Prepare your couches — this year’s Emmy nominations are in, making now a good time to catch up on any streaming gems you may have missed so far in quarantine. According to Variety, Netflix’s sweep of 160 nominations has just broke the record for a single network, er, streaming platform. HBO is a close second, with 107 nominations, many of which went to the Regina King-led (and eerily timely) limited series Watchmen.
We’ve rounded up a small slice of our favorite contenders below, along with snippets of reviews penned by our contributors. Have a look, and prepare your popcorn.
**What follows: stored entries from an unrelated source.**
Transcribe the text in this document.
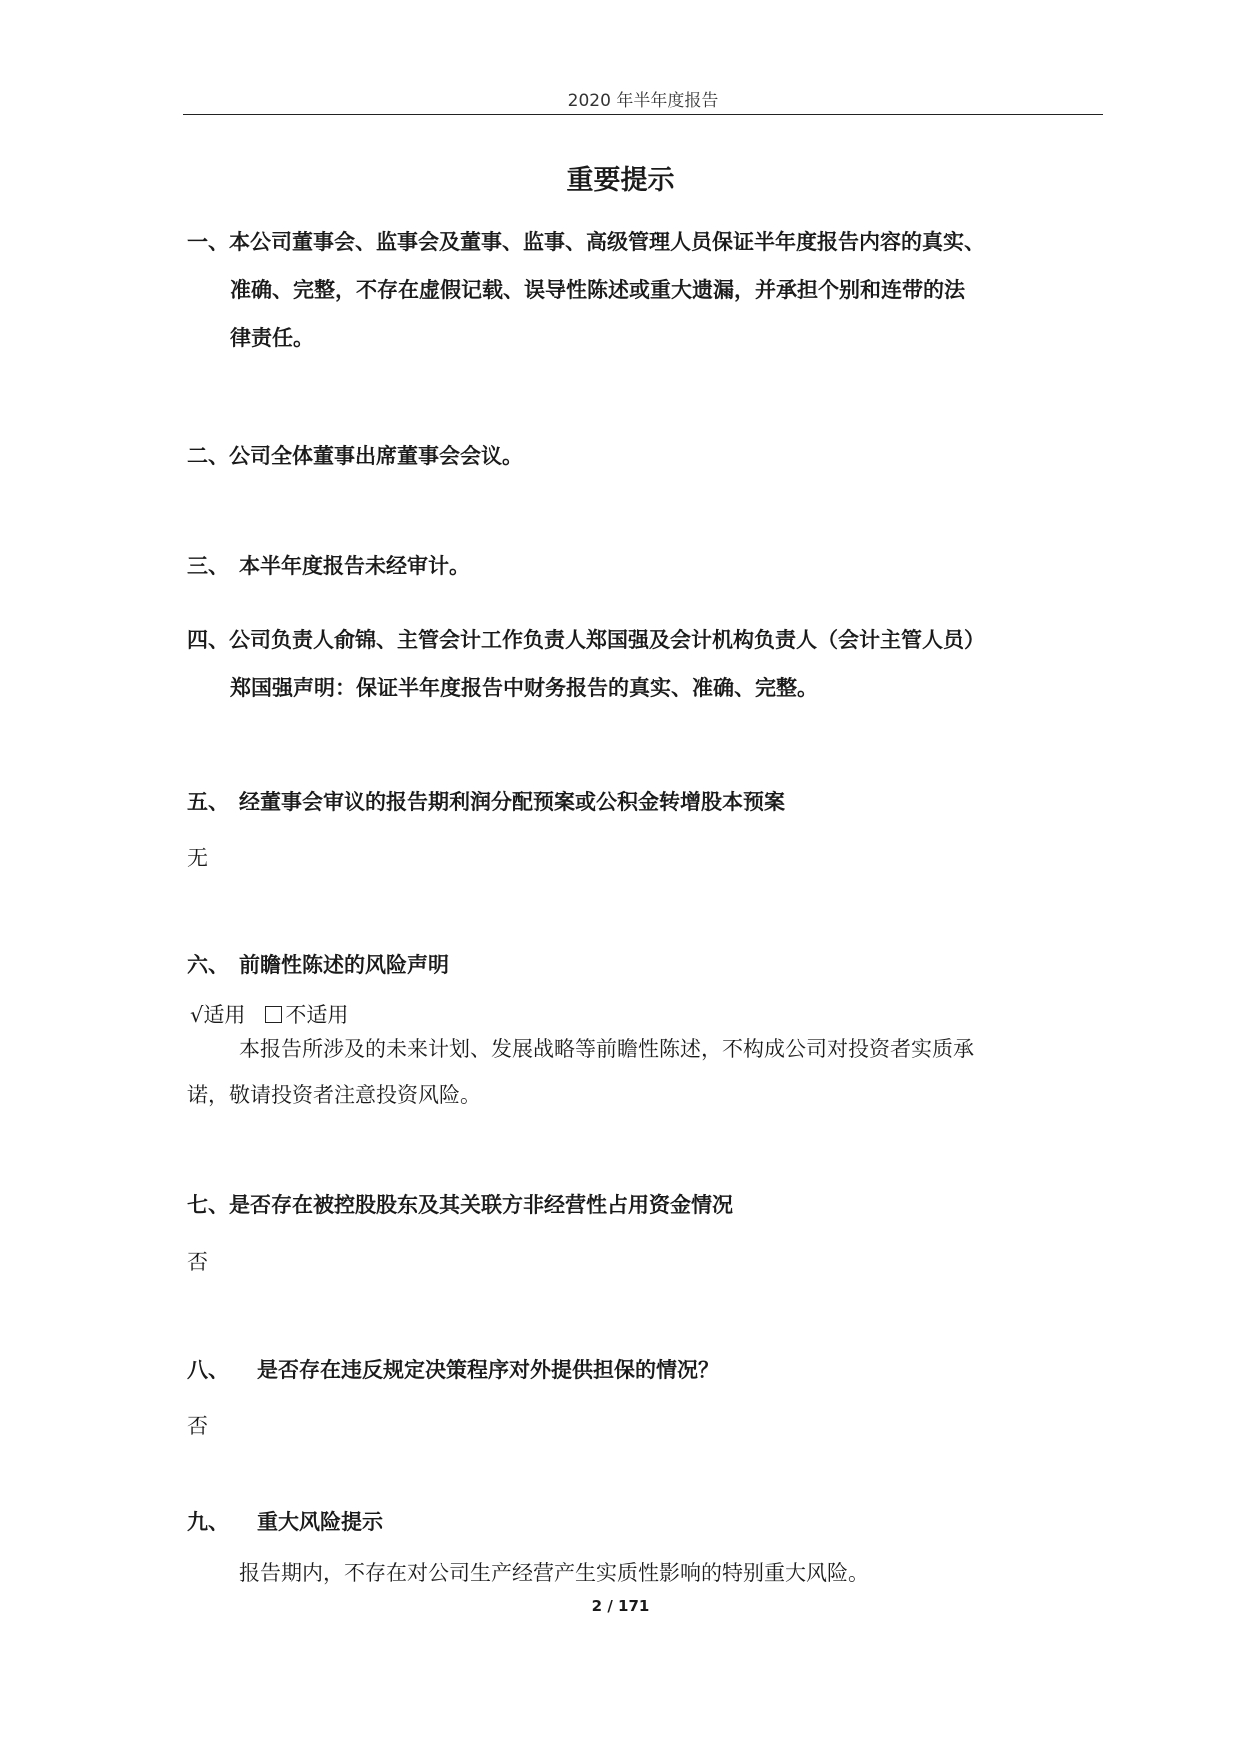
2020 年半年度报告
重要提示
一、本公司董事会、监事会及董事、监事、高级管理人员保证半年度报告内容的真实、
准确、完整，不存在虚假记载、误导性陈述或重大遗漏，并承担个别和连带的法
律责任。
二、公司全体董事出席董事会会议。
三、 本半年度报告未经审计。
四、公司负责人俞锦、主管会计工作负责人郑国强及会计机构负责人（会计主管人员）
郑国强声明：保证半年度报告中财务报告的真实、准确、完整。
五、 经董事会审议的报告期利润分配预案或公积金转增股本预案
无
六、 前瞻性陈述的风险声明
√适用 不适用
本报告所涉及的未来计划、发展战略等前瞻性陈述，不构成公司对投资者实质承
诺，敬请投资者注意投资风险。
七、是否存在被控股股东及其关联方非经营性占用资金情况
否
八、 是否存在违反规定决策程序对外提供担保的情况？
否
九、 重大风险提示
报告期内，不存在对公司生产经营产生实质性影响的特别重大风险。
2 / 171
Picking up 30 years after the acclaimed graphic novel left off, this limited series opens with an ominously scored flashback to the Tulsa Race Massacre of 1921, a notorious yet understudied episode of racist terrorism in the US. What follows is a harrowing, occasionally flawed, but mostly gripping portrayal of the reach of white supremacy and the limitations of “heroes.” Led by powerhouse performances from Regina King (Angela Abar) and Jeremy Irons (Adrian Veidt), and featuring strong supporting performances by Tim Blake Nelson (as Looking Glass), Hong Chau (Lady Trieu), and Jean Smart (Laurie Blake), it’s not surprising that the series scored 26 nominations. These include nods for King (lead actress in a limited series or movie), Irons (lead actor in a limited series or movie), and Smart (supporting actor in a limiter series or movie). As our documentary editor Dan Schindel writes in his review, “Though politically uncertain, the series possesses immense emotional intelligence, exploring its characters’ trauma, regrets, paranoia, and confusion with grace. Even if it falls apart, that core is powerful.”
Streaming on HBO Go
Not going to lie, I spent equal parts of season two of Pose vacillating between sobbing, cheering, and shouting at the screen. As our contributor Rachell Morillo writes:
Pose has found a perfect balance between fiction and historical accuracy — one that thrills, inspires, and educates in its depiction of New York City’s ball culture. The show’s cast and crew continue to deliver all the exuberance, audacity, camp, and drama that fans have loved about the show. The reads are endless; the costumes are even more enviable; the balls are bigger, more extravagant; the voguing is hyper-technical.
While occasionally corny, Ryan Murphy’s thoroughly binge-worthy portrait shines a much-needed light on the pioneering Black trans women who lit up New York City’s streets and dance floors at a time when much of society was even less ready to understand and appreciate them for their brilliance than they are now. That these nuanced characters were actually played by trans women actors — MJ Rodriguez as the fiercely protective Blanca, a swoon-worthy Indya Moore as Angel, and a dynamite Angelica Ross (Candi Ferocity) — only adds further cause for celebration, given how rarely trans actors are actually cast in trans roles. While it was great to see Billy Porter pick up a second nomination for his starring role as Pray Tell (whose steamy sex scene with Ricky, played by Dyllon Burnside, sent goosebumps down my spine), the fact that this year was the second in a row that each and every single trans cast member was snubbed for a nomination speaks volumes.
Killing Eve (BBC America/AMC)
Kick ass fight scenes, outfits to die for, a textbook case of mutual obsession, and endless queer sexual tension — what’s not to love about Killing Eve? Focused on a disaffected, yet remarkably lovable assassin (Jodie Comer) and the special agent dedicated to tracking her down at almost any cost (Sandra Oh), the three seasons (and counting) are a treat to behold, though its proclivity for queer-baiting occasionally rankles. Unsurprisingly, both Oh and Comer picked up nominations for best lead actress in a drama series. Fiona Shaw, who plays the delightfully dry, tough-as-nails, and yet secretly wounded Carolyn, also picked a nod for best supporting actress in a drama series. Fittingly, the show also picked up nominations for its casting, costumes, production design, and music supervision.